Porous Guaranty; or, “But, Can You Take it to the Bank?”

I feel the same way about “guaranteed” Pre-Approval Letters that I do about “guaranteed” pizza delivery or promises of “on-time” service calls by my cable company:

a) Officially dubious; and

b) Reminded of the reason companies (often) need to offer such promises in the first place, i.e., reputations for lacklustre and/or tardy service.

Standing Out From the Crowd

Which isn’t to say that I don’t understand what the lender is trying to accomplish.

Standard Pre-Approval Letters are widely understood to signify practically nothing.

In theory, they tell a Seller that the Buyer can afford to buy their home.

In practice, they commit the issuing lender to nothing, and are dispensed after obtaining the most basic information from the would-be borrower/home buyer.

Solving the Wrong Problem(s)

By contrast, as marketed by at least one local lender, a “Guaranteed Approval” loudly promises to pay the Seller an eye-catching amount — $10,000 seems to be most common — if the Lender fails to close the Buyer’s loan.

The underlying message is clear: ‘unlike the perfunctory financial screening performed by other lenders, we carefully qualify our Buyers.’

There are just two catches:

One. All the conditions — in fine print, naturally — that invalidate the guaranty, including “if the property is deemed to be in a declining market or if the investor guidelines change prior to closing”; and

. The Buyer’s financial wherewithal (or lack thereof) isn’t what’s causing deals to tank these days.

Rather, the biggest obstacles to deals now seem to be unrealistic offering (and asking) prices, followed by low appraisals.

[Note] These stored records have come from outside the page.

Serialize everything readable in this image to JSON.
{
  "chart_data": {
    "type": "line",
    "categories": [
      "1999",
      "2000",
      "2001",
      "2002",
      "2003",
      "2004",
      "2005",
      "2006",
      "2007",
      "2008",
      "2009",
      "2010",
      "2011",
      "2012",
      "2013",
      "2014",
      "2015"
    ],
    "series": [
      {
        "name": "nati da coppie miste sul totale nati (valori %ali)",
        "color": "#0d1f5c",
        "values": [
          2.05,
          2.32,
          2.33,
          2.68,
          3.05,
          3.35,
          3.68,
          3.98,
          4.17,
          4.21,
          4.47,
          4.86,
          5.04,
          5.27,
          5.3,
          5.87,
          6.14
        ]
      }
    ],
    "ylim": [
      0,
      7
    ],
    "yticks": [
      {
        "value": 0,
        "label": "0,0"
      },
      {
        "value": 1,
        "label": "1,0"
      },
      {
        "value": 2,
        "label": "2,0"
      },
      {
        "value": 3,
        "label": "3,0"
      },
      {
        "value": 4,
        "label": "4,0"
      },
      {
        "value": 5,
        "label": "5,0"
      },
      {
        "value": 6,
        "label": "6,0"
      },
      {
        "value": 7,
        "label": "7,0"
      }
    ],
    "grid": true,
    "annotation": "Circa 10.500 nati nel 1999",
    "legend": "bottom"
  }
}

In the first case, the Buyer and Seller never come to agreement on price.

In the second case, the Guaranteed Approval is moot, because the terms contained in the standard Financing Contingency allow the Buyer to walk.

Ultimately, the best way to regard a Guaranteed Approval is like chicken soup: ‘can’t hurt, might help.’

About the author

Ross Kaplan has 19+ years experience selling real estate all over the Twin Cities. He is also a 12-time consecutive "Super Real Estate Agent," as determined by Mpls. - St. Paul Magazine and Twin Cities Business Magazine. Prior to becoming a Realtor, Ross was an attorney (corporate law), CPA, and entrepreneur. He holds an economics degree from Stanford.
2 Responses
  1. Alex Stenback

    Great post Ross.

    First Thought: People actually read pre-approval letters!? Based on some of the phone calls I get, this is a shocker.

    Second: I think it is important that people understand the limitations of a guaranteed approval.

    The problem with "Guaranteed Approvals" may be more properly described as one of dubious expectations rather than a dubious guarantee.

    In other words, nobody should confuse a guaranteed approval letter with a "we guarantee that this purchase will happen letter."

    Those are two very different statements. The former means something real, the latter is pure fantasy.

    All a guaranteed approval does is eliminate a single variable – and the only one that the approving lender can control.

    More simply: It guarantees the borrower is good. Nothing more, nothing less, nothing dubious.

    I would love to be able to say deals seldom die because the borrower has not been properly vetted, but I have had too much experience trying to mop-up after bad pre-approvals (issued by others) to make such a statement with a straight face.

    And even then there are limitations: A borrower could lose a job between contract and closing. A borrower could commit fraud to obtain a pre-approval. A borrower could spend their cash for closing on new furniture and put it in a storage unit.

    [all true, first-hand stories, by the way.]

    Also worth knowing:

    We created the guarantee to counter sloppy industry practices, not as a reputational prophylactic for RMG.

    You know who pays the $10K? The loan officer who signs the approval letter. The check is to be affixed to their letter of resignation.

    So at the very least one knows that there is a Loan Officer on the other side who's incentives are properly aligned.

  2. Ross Kaplan


    I was wondering who paid the $10k.

    Sorry for any insinuation that RMG is compensating for anything; I'm always delighted to handle a deal where the Buyer is using RMG, because I know there won't be a problem — at least with the financing!